Some useful examples include (but are not limited to):

- **query()**:filter your DataFrame by specific criteria (e.g., select only WT or KO mice).

- **groupby()**: group your data by experimental group (e.g., WT vs KO) to compare them easily.

- **aggregate()**: apply multiple math functions (like mean, min, max) at once to summarize columns.

In [None]:
# filter by mouseID
summary_exp_df = (percent_df_with_group_names...('Group in ["Wild-Type", "Narcoleptic", "mouseID"]')

                    # Group by Experimental vs Control Group
                    .groupby(by = ['...'])

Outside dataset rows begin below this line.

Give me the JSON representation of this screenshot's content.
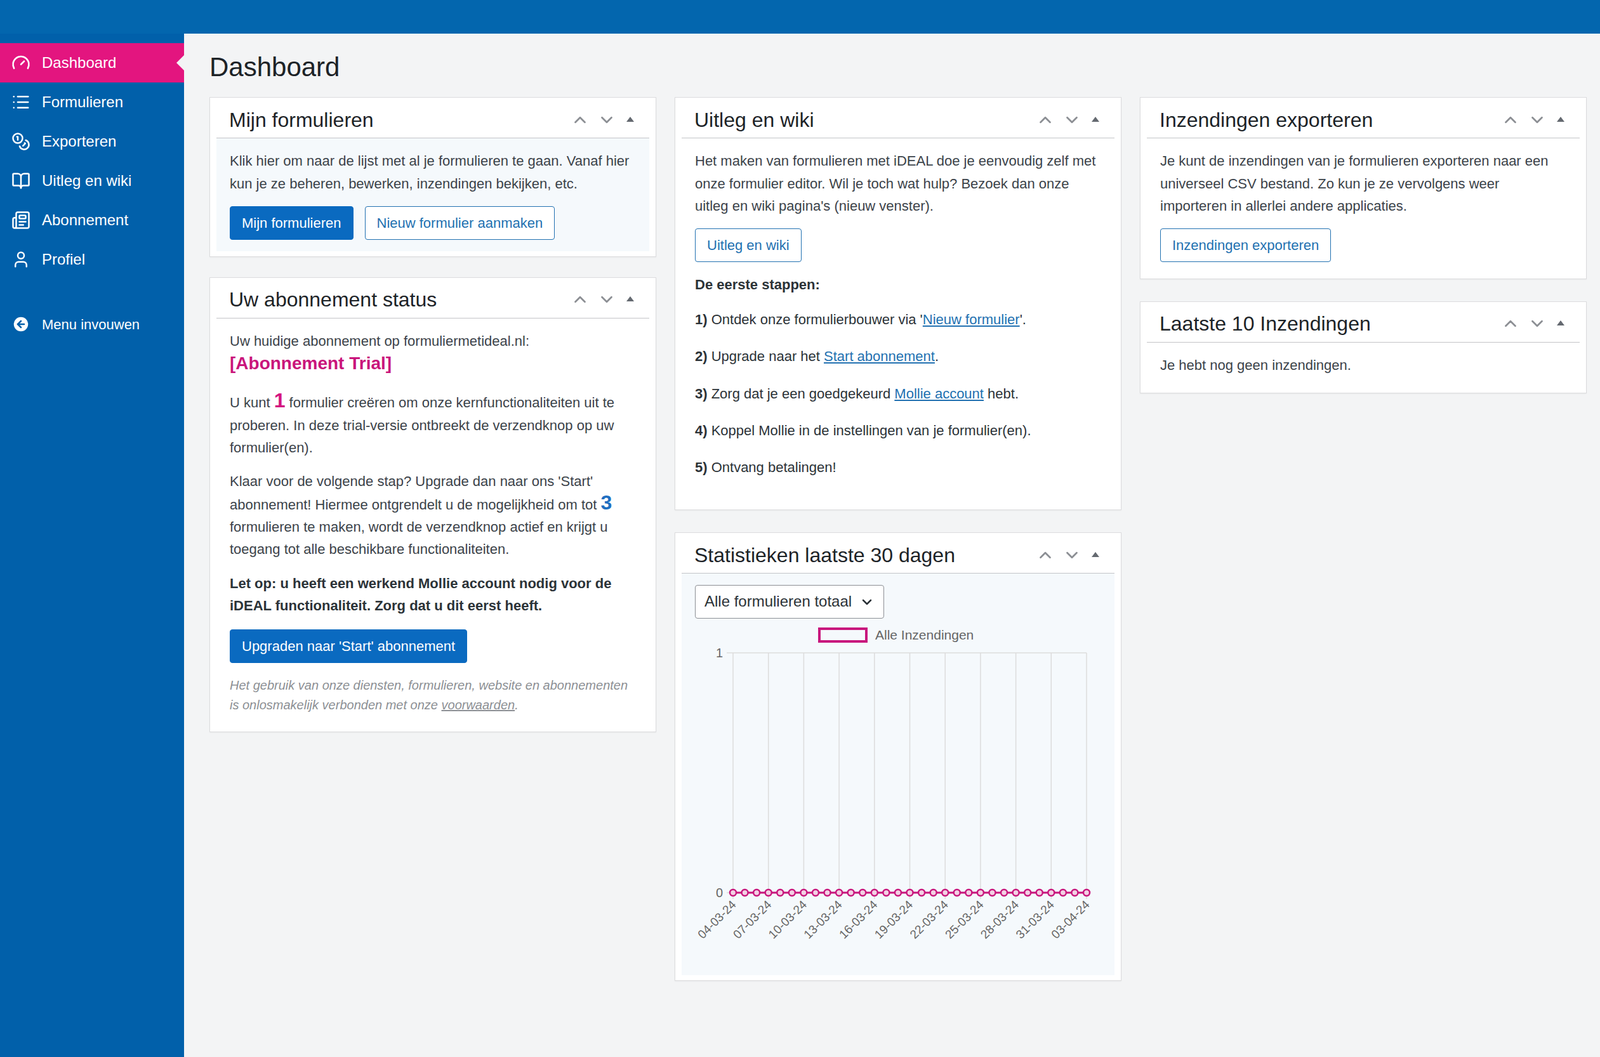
{
  "sidebar": {
    "items": [
      {
        "label": "Dashboard",
        "selected": true
      },
      {
        "label": "Formulieren",
        "selected": false
      },
      {
        "label": "Exporteren",
        "selected": false
      },
      {
        "label": "Uitleg en wiki",
        "selected": false
      },
      {
        "label": "Abonnement",
        "selected": false
      },
      {
        "label": "Profiel",
        "selected": false
      }
    ],
    "collapse": "Menu invouwen"
  },
  "page_title": "Dashboard",
  "my_forms": {
    "title": "Mijn formulieren",
    "text": "Klik hier om naar de lijst met al je formulieren te gaan. Vanaf hier kun je ze beheren, bewerken, inzendingen bekijken, etc.",
    "buttons": [
      {
        "label": "Mijn formulieren",
        "kind": "primary"
      },
      {
        "label": "Nieuw formulier aanmaken",
        "kind": "outline"
      }
    ]
  },
  "subscription": {
    "title": "Uw abonnement status",
    "intro": "Uw huidige abonnement op formuliermetideal.nl:",
    "plan": "[Abonnement Trial]",
    "paragraphs": [
      {
        "before": "U kunt ",
        "number": "1",
        "after": " formulier creëren om onze kernfunctionaliteiten uit te proberen. In deze trial-versie ontbreekt de verzendknop op uw formulier(en).",
        "color": "#d4147f"
      },
      {
        "before": "Klaar voor de volgende stap? Upgrade dan naar ons 'Start' abonnement! Hiermee ontgrendelt u de mogelijkheid om tot ",
        "number": "3",
        "after": " formulieren te maken, wordt de verzendknop actief en krijgt u toegang tot alle beschikbare functionaliteiten.",
        "color": "#1f6fc1"
      }
    ],
    "warning": "Let op: u heeft een werkend Mollie account nodig voor de iDEAL functionaliteit. Zorg dat u dit eerst heeft.",
    "button": "Upgraden naar 'Start' abonnement",
    "footnote": {
      "before": "Het gebruik van onze diensten, formulieren, website en abonnementen is onlosmakelijk verbonden met onze ",
      "link": "voorwaarden",
      "after": "."
    }
  },
  "wiki": {
    "title": "Uitleg en wiki",
    "text": "Het maken van formulieren met iDEAL doe je eenvoudig zelf met onze formulier editor. Wil je toch wat hulp? Bezoek dan onze uitleg en wiki pagina's (nieuw venster).",
    "button": "Uitleg en wiki",
    "steps_title": "De eerste stappen:",
    "steps": [
      {
        "number": "1)",
        "before": " Ontdek onze formulierbouwer via '",
        "link": "Nieuw formulier",
        "after": "'."
      },
      {
        "number": "2)",
        "before": " Upgrade naar het ",
        "link": "Start abonnement",
        "after": "."
      },
      {
        "number": "3)",
        "before": " Zorg dat je een goedgekeurd ",
        "link": "Mollie account",
        "after": " hebt."
      },
      {
        "number": "4)",
        "before": " Koppel Mollie in de instellingen van je formulier(en).",
        "after": ""
      },
      {
        "number": "5)",
        "before": " Ontvang betalingen!",
        "after": ""
      }
    ]
  },
  "stats": {
    "title": "Statistieken laatste 30 dagen",
    "select": "Alle formulieren totaal",
    "legend": "Alle Inzendingen",
    "y_ticks": [
      "1",
      "0"
    ],
    "x_labels": [
      "04-03-24",
      "07-03-24",
      "10-03-24",
      "13-03-24",
      "16-03-24",
      "19-03-24",
      "22-03-24",
      "25-03-24",
      "28-03-24",
      "31-03-24",
      "03-04-24"
    ],
    "values": [
      0,
      0,
      0,
      0,
      0,
      0,
      0,
      0,
      0,
      0,
      0,
      0,
      0,
      0,
      0,
      0,
      0,
      0,
      0,
      0,
      0,
      0,
      0,
      0,
      0,
      0,
      0,
      0,
      0,
      0,
      0
    ]
  },
  "export": {
    "title": "Inzendingen exporteren",
    "text": "Je kunt de inzendingen van je formulieren exporteren naar een universeel CSV bestand. Zo kun je ze vervolgens weer importeren in allerlei andere applicaties.",
    "button": "Inzendingen exporteren"
  },
  "latest": {
    "title": "Laatste 10 Inzendingen",
    "text": "Je hebt nog geen inzendingen."
  }
}
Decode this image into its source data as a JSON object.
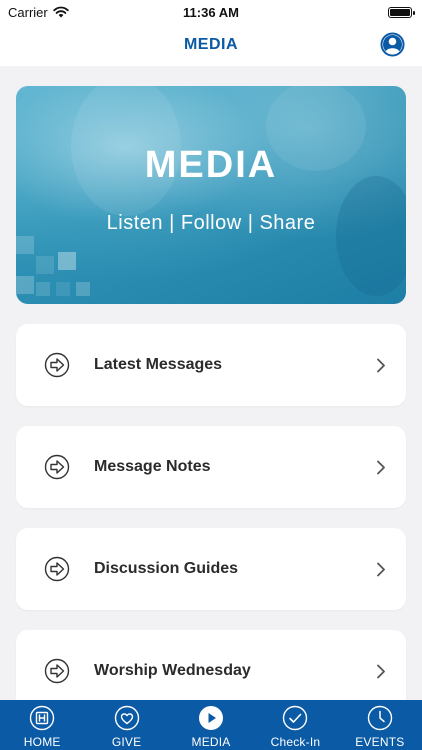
{
  "status_bar": {
    "carrier": "Carrier",
    "time": "11:36 AM"
  },
  "nav": {
    "title": "MEDIA",
    "profile_icon": "person-circle-icon"
  },
  "banner": {
    "title": "MEDIA",
    "subtitle": "Listen | Follow | Share"
  },
  "menu": {
    "items": [
      {
        "label": "Latest Messages",
        "icon": "arrow-right-circle-icon"
      },
      {
        "label": "Message Notes",
        "icon": "arrow-right-circle-icon"
      },
      {
        "label": "Discussion Guides",
        "icon": "arrow-right-circle-icon"
      },
      {
        "label": "Worship Wednesday",
        "icon": "arrow-right-circle-icon"
      }
    ]
  },
  "tabs": [
    {
      "label": "HOME",
      "icon": "home-logo-icon"
    },
    {
      "label": "GIVE",
      "icon": "heart-circle-icon"
    },
    {
      "label": "MEDIA",
      "icon": "play-circle-icon"
    },
    {
      "label": "Check-In",
      "icon": "check-circle-icon"
    },
    {
      "label": "EVENTS",
      "icon": "clock-icon"
    }
  ],
  "colors": {
    "brand": "#0b5aa6",
    "background": "#f2f2f4",
    "card": "#ffffff"
  }
}
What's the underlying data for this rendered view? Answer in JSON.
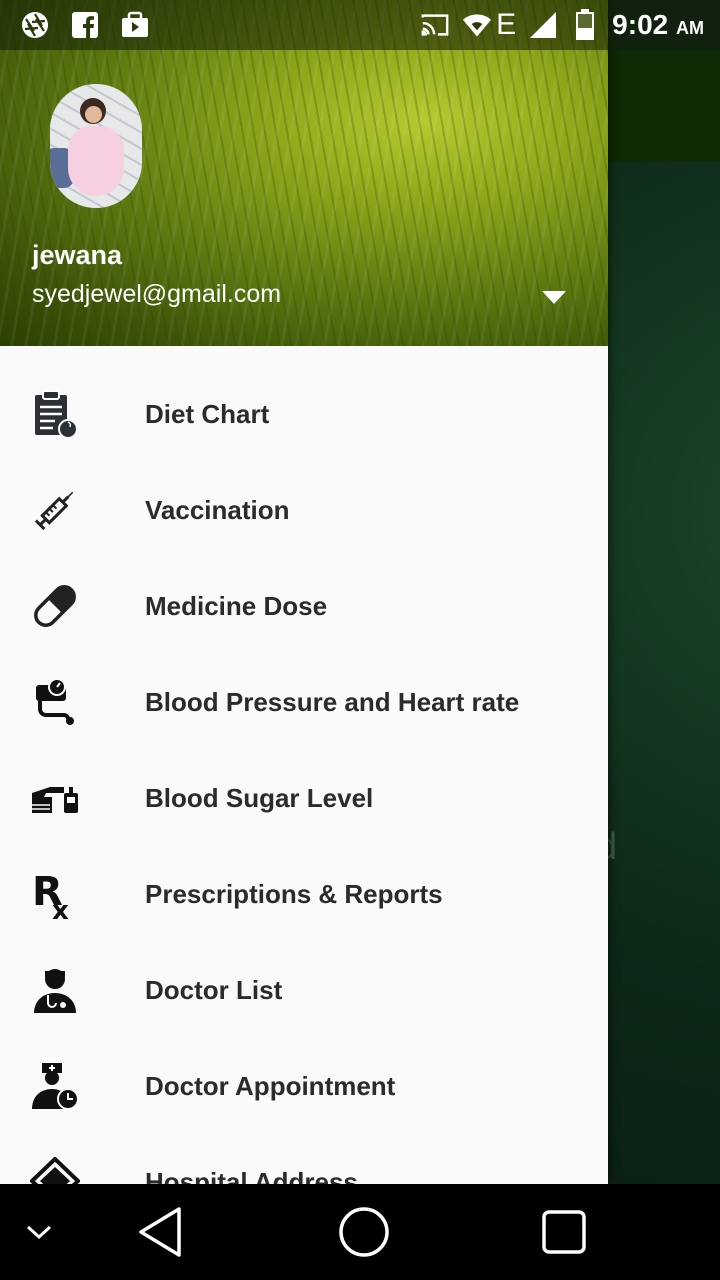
{
  "status_bar": {
    "time": "9:02",
    "ampm": "AM",
    "network": "E",
    "icons": [
      "aperture-icon",
      "facebook-icon",
      "shopping-bag-icon",
      "cast-icon",
      "wifi-icon",
      "signal-icon",
      "battery-icon"
    ]
  },
  "drawer": {
    "user": {
      "name": "jewana",
      "email": "syedjewel@gmail.com"
    },
    "menu_items": [
      {
        "label": "Diet Chart",
        "icon": "diet-chart-icon"
      },
      {
        "label": "Vaccination",
        "icon": "syringe-icon"
      },
      {
        "label": "Medicine Dose",
        "icon": "pill-icon"
      },
      {
        "label": "Blood Pressure and Heart rate",
        "icon": "blood-pressure-icon"
      },
      {
        "label": "Blood Sugar Level",
        "icon": "glucose-meter-icon"
      },
      {
        "label": "Prescriptions & Reports",
        "icon": "rx-icon"
      },
      {
        "label": "Doctor List",
        "icon": "doctor-icon"
      },
      {
        "label": "Doctor Appointment",
        "icon": "doctor-appointment-icon"
      },
      {
        "label": "Hospital Address",
        "icon": "hospital-icon"
      }
    ]
  },
  "background": {
    "faint_text": "d"
  },
  "colors": {
    "header_green": "#8fa81a",
    "drawer_bg": "#fafafa",
    "text_dark": "#2b2b2b"
  }
}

                    # Create a table of mean, min, max of each state
                    # ['NR', 'R', "WAKE"]
                    .agg({'..':["..", "..", "..", ".."], 'R': ["mean", "min", "max", "std"], 'WAKE': ["mean", "min", "max", "std"], 'Total Sleep':["mean", "min", "max", "std"]})

                    # Reset Indexes
                    .reset_index()

                    # Set Group as a category 
                    .astype({'Group':'category'}) #convert group column as a diff data type 
)

# Check summarized data
summary_exp_df

# Subsetting a Column

If you are only interested in a few of these parameters, you can create a subset of your DataFrame that keeps just the columns you need. This is useful for making the table easier to read or for focusing only on the values you plan to analyze.

In [None]:
subset_of_sum = summary_exp_df[[('Group','') , ('..','..'), ('..','..')]]
subset_of_sum

# **Additional Useful Functions:**

- **ShortCut .describe()**: gives you a quick statistical summary for every column of your DataFrame.

In [None]:
percent_df_transposed.describe() 
percent_df_with_group_names.isnull().sum()
percent_df_with_group_names.sort_values(by="WAKE")


- **isnull()**: checks if you have any missing values (NaN) in your DataFrame.

In [None]:
percent_df_with_group_names.isnull()
#or 
percent_df_with_group_names.isnull().sum()

- **.sort_values:*** reorders your rows by the values in the "chosen" column. (usually, from smallest to largest)

In [None]:
percent_df_with_group_names.sort_values(by="..")

# **Conclusions:**

- It is very important to clean your dataset as much as possible before moving on to further analysis. Messy data leads to messy results.

- Dictionaries and DataFrames are powerful tools in Python for storing, organizing, and manipulating large datasets efficiently.

- When you work on your assignments, keep in mind that chances are someone has already developed a function or library that you can reuse — **don’t reinvent the wheel**!

- Always create informative names for your variables and DataFrames, and annotate your code with comments so it’s clear to you and others later on.